Seeing news reporter and anchorwomen Tony Sokolow at the scene Daryl just can't keep from trying to get to talk to her. Daryl concocts this BS story that he saw, which he didn't, the person who did in the unfortunate Mr.Long just to strike up a conversation and relationship with her. This harmless chat in the end leads the killer to overplay his hand thinking that Daryl indeed knows who he is and thus has to be eliminated! This also puts Tony's life in danger as well.
Terrific performances by all involved with William Hurt as Daryl the janitor who grew up on a farm who likes and understands horses. It's that valuable talent that in the end saved his life. Sigourney Weaver as the talented part-time concert pianist turned TV news anchorwoman who's attempt to get the big scoop on the Mr. Long murder uncovers things about a very close friend of her that she would rather not have known about.
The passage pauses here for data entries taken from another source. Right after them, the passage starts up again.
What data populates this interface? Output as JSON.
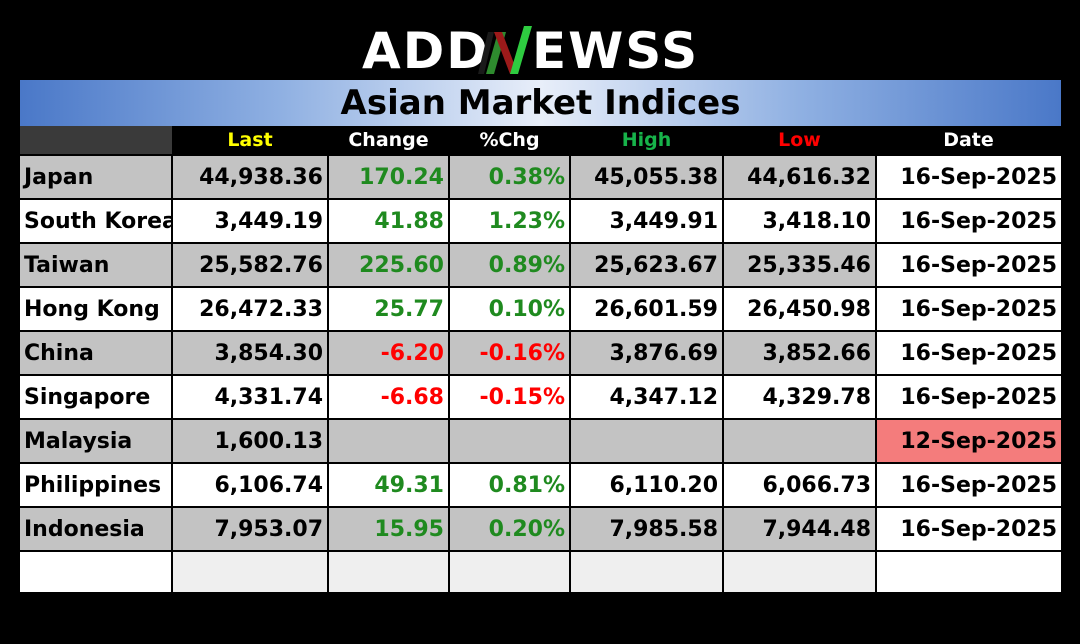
{
  "logo": {
    "text_left": "ADD",
    "text_right": "EWSS",
    "icon": "green-n-logo-icon"
  },
  "title": "Asian Market Indices",
  "columns": [
    "",
    "Last",
    "Change",
    "%Chg",
    "High",
    "Low",
    "Date"
  ],
  "colors": {
    "positive": "#1f8a1f",
    "negative": "#ff0000",
    "stale_date": "#f47c7c",
    "banner": "#4a78c8"
  },
  "rows": [
    {
      "name": "Japan",
      "last": "44,938.36",
      "change": "170.24",
      "pct": "0.38%",
      "high": "45,055.38",
      "low": "44,616.32",
      "date": "16-Sep-2025",
      "dir": "pos",
      "stale": false
    },
    {
      "name": "South Korea",
      "last": "3,449.19",
      "change": "41.88",
      "pct": "1.23%",
      "high": "3,449.91",
      "low": "3,418.10",
      "date": "16-Sep-2025",
      "dir": "pos",
      "stale": false
    },
    {
      "name": "Taiwan",
      "last": "25,582.76",
      "change": "225.60",
      "pct": "0.89%",
      "high": "25,623.67",
      "low": "25,335.46",
      "date": "16-Sep-2025",
      "dir": "pos",
      "stale": false
    },
    {
      "name": "Hong Kong",
      "last": "26,472.33",
      "change": "25.77",
      "pct": "0.10%",
      "high": "26,601.59",
      "low": "26,450.98",
      "date": "16-Sep-2025",
      "dir": "pos",
      "stale": false
    },
    {
      "name": "China",
      "last": "3,854.30",
      "change": "-6.20",
      "pct": "-0.16%",
      "high": "3,876.69",
      "low": "3,852.66",
      "date": "16-Sep-2025",
      "dir": "neg",
      "stale": false
    },
    {
      "name": "Singapore",
      "last": "4,331.74",
      "change": "-6.68",
      "pct": "-0.15%",
      "high": "4,347.12",
      "low": "4,329.78",
      "date": "16-Sep-2025",
      "dir": "neg",
      "stale": false
    },
    {
      "name": "Malaysia",
      "last": "1,600.13",
      "change": "",
      "pct": "",
      "high": "",
      "low": "",
      "date": "12-Sep-2025",
      "dir": "",
      "stale": true
    },
    {
      "name": "Philippines",
      "last": "6,106.74",
      "change": "49.31",
      "pct": "0.81%",
      "high": "6,110.20",
      "low": "6,066.73",
      "date": "16-Sep-2025",
      "dir": "pos",
      "stale": false
    },
    {
      "name": "Indonesia",
      "last": "7,953.07",
      "change": "15.95",
      "pct": "0.20%",
      "high": "7,985.58",
      "low": "7,944.48",
      "date": "16-Sep-2025",
      "dir": "pos",
      "stale": false
    }
  ]
}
James Woods in one of his earliest roles as the creepy and overbearing Aldo who's attempt to get his best friend Daryl to marry his sister Linda, Pamela Reed, backfires when Dayral meets Tony and the sparks really begin to fly. There was also a very moving scene between Dyral and Linda at her job where they both realized that they were not, and never were, in love with each other. Which freed them from the act that they were playing and allowed them to go on with their lives without the meddling and annoying Aldo running their lives into the ground. Aldo, if he didn't have enough problems already, is also into the mob for as much as $50,000.00 and with the cops looking for him in the Mr. Long killing, which the poor sap is innocent of, has him just about on the verge of a nervous breakdown.
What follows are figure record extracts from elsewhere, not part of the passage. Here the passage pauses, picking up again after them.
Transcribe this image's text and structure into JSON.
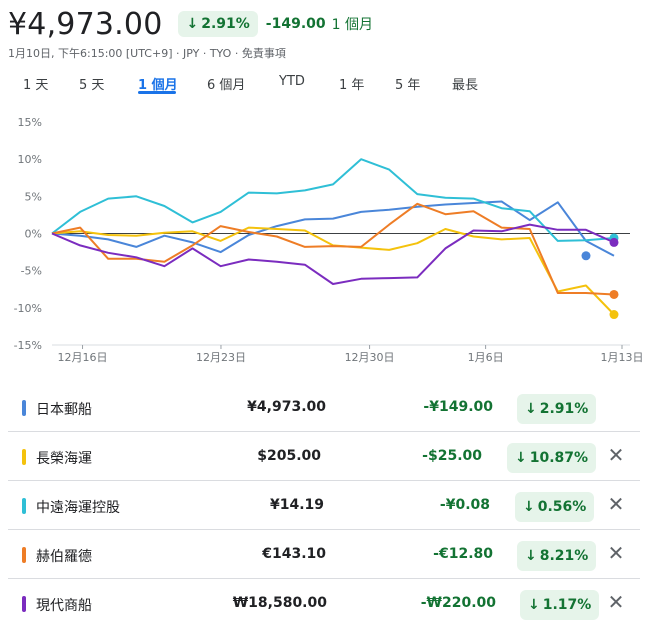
{
  "header": {
    "price": "¥4,973.00",
    "pct_change": "2.91%",
    "abs_change": "-149.00",
    "period": "1 個月",
    "subline": "1月10日, 下午6:15:00 [UTC+9] · JPY · TYO · 免責事項"
  },
  "tabs": [
    {
      "label": "1 天"
    },
    {
      "label": "5 天"
    },
    {
      "label": "1 個月"
    },
    {
      "label": "6 個月"
    },
    {
      "label": "YTD"
    },
    {
      "label": "1 年"
    },
    {
      "label": "5 年"
    },
    {
      "label": "最長"
    }
  ],
  "colors": {
    "blue": "#4a86d9",
    "yellow": "#f4c20d",
    "cyan": "#2fbfd6",
    "orange": "#ee7d26",
    "purple": "#7b2cbf",
    "green": "#137333",
    "green_bg": "#e6f4ea"
  },
  "chart_data": {
    "type": "line",
    "y_ticks": [
      "15%",
      "10%",
      "5%",
      "0%",
      "-5%",
      "-10%",
      "-15%"
    ],
    "x_ticks": [
      "12月16日",
      "12月23日",
      "12月30日",
      "1月6日",
      "1月13日"
    ],
    "ylim": [
      -15,
      15
    ],
    "series": [
      {
        "name": "日本郵船",
        "color": "#4a86d9",
        "values": [
          0,
          -0.3,
          -0.8,
          -1.8,
          -0.3,
          -1.2,
          -2.5,
          -0.2,
          1.0,
          1.9,
          2.0,
          2.9,
          3.2,
          3.6,
          3.9,
          4.1,
          4.3,
          1.8,
          4.2,
          -1.0,
          -3.0
        ]
      },
      {
        "name": "長榮海運",
        "color": "#f4c20d",
        "values": [
          0,
          0.3,
          -0.2,
          -0.3,
          0.1,
          0.3,
          -1.0,
          0.8,
          0.6,
          0.4,
          -1.6,
          -1.9,
          -2.2,
          -1.3,
          0.6,
          -0.4,
          -0.8,
          -0.6,
          -7.8,
          -7.0,
          -10.9
        ]
      },
      {
        "name": "中遠海運控股",
        "color": "#2fbfd6",
        "values": [
          0,
          2.9,
          4.7,
          5.0,
          3.7,
          1.5,
          2.9,
          5.5,
          5.4,
          5.8,
          6.6,
          10.0,
          8.6,
          5.3,
          4.8,
          4.7,
          3.4,
          3.0,
          -1.0,
          -0.9,
          -0.6
        ]
      },
      {
        "name": "赫伯羅德",
        "color": "#ee7d26",
        "values": [
          0,
          0.8,
          -3.4,
          -3.4,
          -3.8,
          -1.6,
          1.0,
          0.2,
          -0.4,
          -1.8,
          -1.7,
          -1.8,
          1.2,
          4.0,
          2.6,
          3.0,
          0.8,
          0.6,
          -8.0,
          -8.0,
          -8.2
        ]
      },
      {
        "name": "現代商船",
        "color": "#7b2cbf",
        "values": [
          0,
          -1.6,
          -2.6,
          -3.2,
          -4.4,
          -2.0,
          -4.4,
          -3.5,
          -3.8,
          -4.2,
          -6.8,
          -6.1,
          -6.0,
          -5.9,
          -2.0,
          0.4,
          0.3,
          1.2,
          0.5,
          0.5,
          -1.2
        ]
      }
    ]
  },
  "rows": [
    {
      "name": "日本郵船",
      "price": "¥4,973.00",
      "change": "-¥149.00",
      "pct": "2.91%",
      "color": "#4a86d9",
      "removable": false
    },
    {
      "name": "長榮海運",
      "price": "$205.00",
      "change": "-$25.00",
      "pct": "10.87%",
      "color": "#f4c20d",
      "removable": true
    },
    {
      "name": "中遠海運控股",
      "price": "¥14.19",
      "change": "-¥0.08",
      "pct": "0.56%",
      "color": "#2fbfd6",
      "removable": true
    },
    {
      "name": "赫伯羅德",
      "price": "€143.10",
      "change": "-€12.80",
      "pct": "8.21%",
      "color": "#ee7d26",
      "removable": true
    },
    {
      "name": "現代商船",
      "price": "₩18,580.00",
      "change": "-₩220.00",
      "pct": "1.17%",
      "color": "#7b2cbf",
      "removable": true
    }
  ],
  "icons": {
    "down_arrow": "down-arrow-icon",
    "close": "close-icon"
  }
}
The exciting ending where Daryl, who's mind is still in a complete fog to why someone want's to murder him, goes to meet the killer thinking that he's Tony's father and, I guess, wanting to ask him for his daughters hand in marriage. Instead Daryl is set up to be killed by the killer and his accomplice who, like Daryl, have totally different ideas to just how much and what he knows about the Mr. Long murder.
William Hurt plays a janitor who knows more than he's telling about a
murder. Sigourney Weaver is the TV reporter he's long had a crush on, when
she shows up at the murder scene for the story, he sees his knowledge as an
opportunity to meet her.
William Hurt in the '80s was like John Cusack in the '90s (and to a lesser extent, today) -- not every movie he's in is good, but his very presence seems to add crackle and interest to the dialogue. He is particularly impressive in his scenes declaring his feelings for the reporter. Really impressive, actually, and the movie is totally worth watching for those scenes.
The sad thing about Eyewitness is that it sets up some very interesting musings on honesty, people using each other, and principals vs. feelings, and gives us some fairly interesting characters to play with those musings, and then trades in the whole package for a conventional, if well done, romance/mystery. Ah, well. 7/10
This movie is great fun to see William Hurt, James Woods and Sigourney Weaver at the beginnings of their careers and when they were experiencing a good deal of success. The rest of the cast is top-notch. The story is very interesting and effective, though I found the film a bit uneven and slow.
William Hurt plays a Manhattan Janitor named Daryl Deaver, who is
obsessed with a local newswoman named Tony Sokolow(played by Sigourney
Weaver). When a Vietnamese man with a shady past is murdered in Daryl's
building, he takes full advantage of meeting his crush by insinuating
that he knows more about the murder than he does. Tony goes along with
him, flattered but unsure. When the true killers get wind of Daryl's
story, they plan on eliminating him, and before they know it, their
really is a conspiracy to report...
Good acting by its fine cast(which includes James Woods, Morgan Freeman, and Christopher Plummer) cannot save this contrived and unconvincing mystery, which just doesn't amount to much.